United States v. McCoy

ORDER

Walter McCoy pleaded guilty to distributing crack cocaine, 21 U.S.C. § 841(a)(1), *211and was sentenced to 100 months’ imprisonment. McCoy appeals, but his appointed counsel has moved to withdraw because he cannot identify any nonfrivolous argument to pursue. See Anders v. California, 386 U.S. 738, 87 S.Ct. 1396, 18 L.Ed.2d 493 (1967). McCoy has not accepted our invitation to comment on counsel’s motion. See Cm. R. 51(b). We confine our review to the potential issue outlined in counsel’s facially adequate brief. See United States v. Schuh, 289 F.3d 968, 973-74 (7th Cir. 2002).

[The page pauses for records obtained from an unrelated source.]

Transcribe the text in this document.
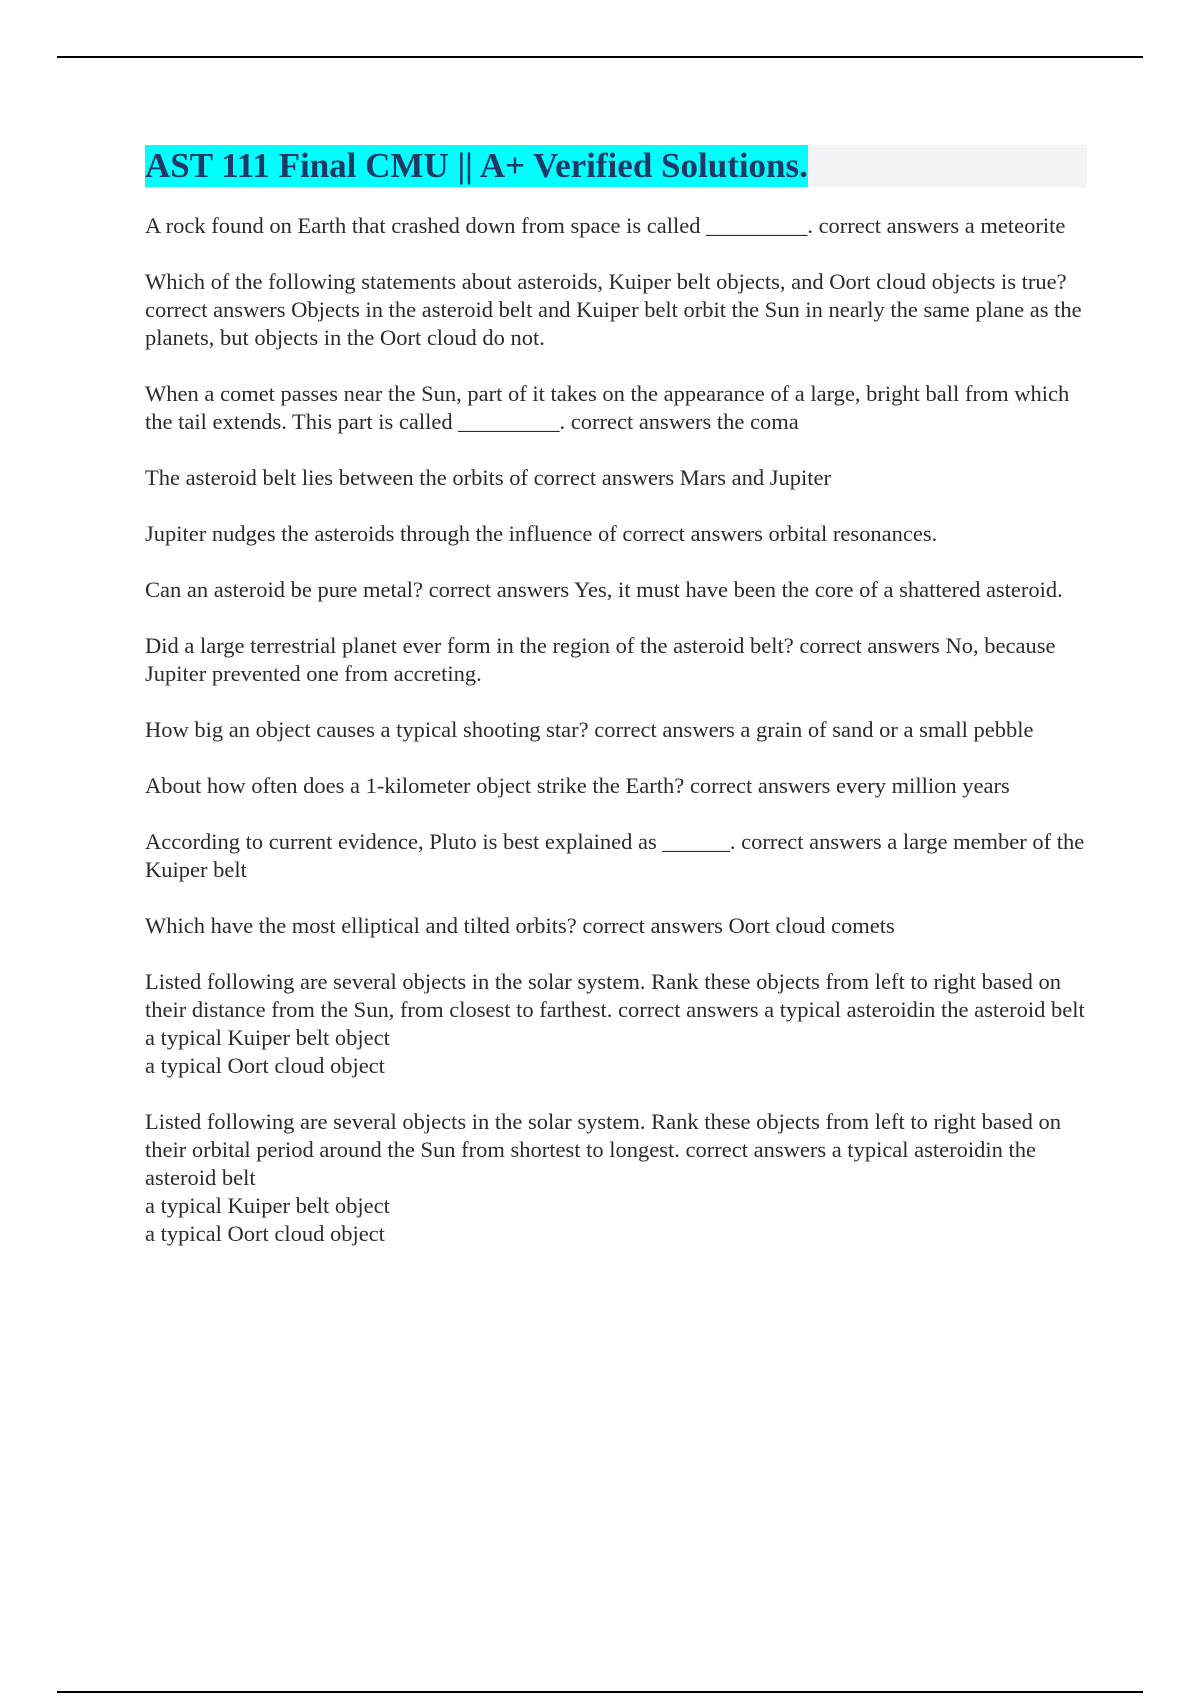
AST 111 Final CMU || A+ Verified Solutions.

A rock found on Earth that crashed down from space is called _________. correct answers a meteorite

Which of the following statements about asteroids, Kuiper belt objects, and Oort cloud objects is true? correct answers Objects in the asteroid belt and Kuiper belt orbit the Sun in nearly the same plane as the planets, but objects in the Oort cloud do not.

When a comet passes near the Sun, part of it takes on the appearance of a large, bright ball from which the tail extends. This part is called _________. correct answers the coma

The asteroid belt lies between the orbits of correct answers Mars and Jupiter

Jupiter nudges the asteroids through the influence of correct answers orbital resonances.

Can an asteroid be pure metal? correct answers Yes, it must have been the core of a shattered asteroid.

Did a large terrestrial planet ever form in the region of the asteroid belt? correct answers No, because Jupiter prevented one from accreting.

How big an object causes a typical shooting star? correct answers a grain of sand or a small pebble

About how often does a 1-kilometer object strike the Earth? correct answers every million years

According to current evidence, Pluto is best explained as ______. correct answers a large member of the Kuiper belt

Which have the most elliptical and tilted orbits? correct answers Oort cloud comets

Listed following are several objects in the solar system. Rank these objects from left to right based on their distance from the Sun, from closest to farthest. correct answers a typical asteroidin the asteroid belt
a typical Kuiper belt object
a typical Oort cloud object

Listed following are several objects in the solar system. Rank these objects from left to right based on their orbital period around the Sun from shortest to longest. correct answers a typical asteroidin the asteroid belt
a typical Kuiper belt object
a typical Oort cloud object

Counsel informs us that McCoy does not wish to challenge his guilty plea, so counsel properly refrains from discussing possible arguments about the voluntariness of the plea or the adequacy of the plea colloquy. See United States v. Knox, 287 F.3d 667, 671-72 (7th Cir.2002).

The district court set a base offense level of 32 because McCoy qualified as a career offender, see U.S.S.G. § 4B1.1, and subtracted three levels for acceptance of responsibility, see id. § 3E1.1, for a total offense level of 29. McCoy’s career-offender status also resulted in a criminal history category of VI. See id. § 4Bl.l(b). Based on the total offense level of 29 and criminal history category of VI, the guidelines range for imprisonment was 151 to 188 months. The district court concluded, however, that McCoy’s criminal history category was overstated because his prior felony convictions occurred in 1995. See id. § 4A1.3(b)(l). The court then sentenced McCoy to 100 months’ imprisonment, explaining that this below-guidelines term was reasonable to hold him accountable for his offense.

The only possible issue evaluated by counsel is whether McCoy could argue that a 100-month prison sentence is unreasonable. But that term is more than four years less than the low end of the guidelines range and is presumptively reasonable. United States v. Liddell, 543 F.3d 877, 885 (7th Cir.2008). It would be patently frivolous to argue that a sentence so greatly reduced from the low end of the applicable guidelines range is unreasonable. See United States v. Wallace, 531 F.3d 504, 507 (7th Cir.2008) (“We have never deemed a below-range sentence to be unreasonably high.”); United States v. George, 403 F.3d 470, 473 (7th Cir.2005) (“It is hard to conceive of below-range sentences that would be unreasonably high.”).

Accordingly, we GRANT counsel’s motion to withdraw and DISMISS the appeal.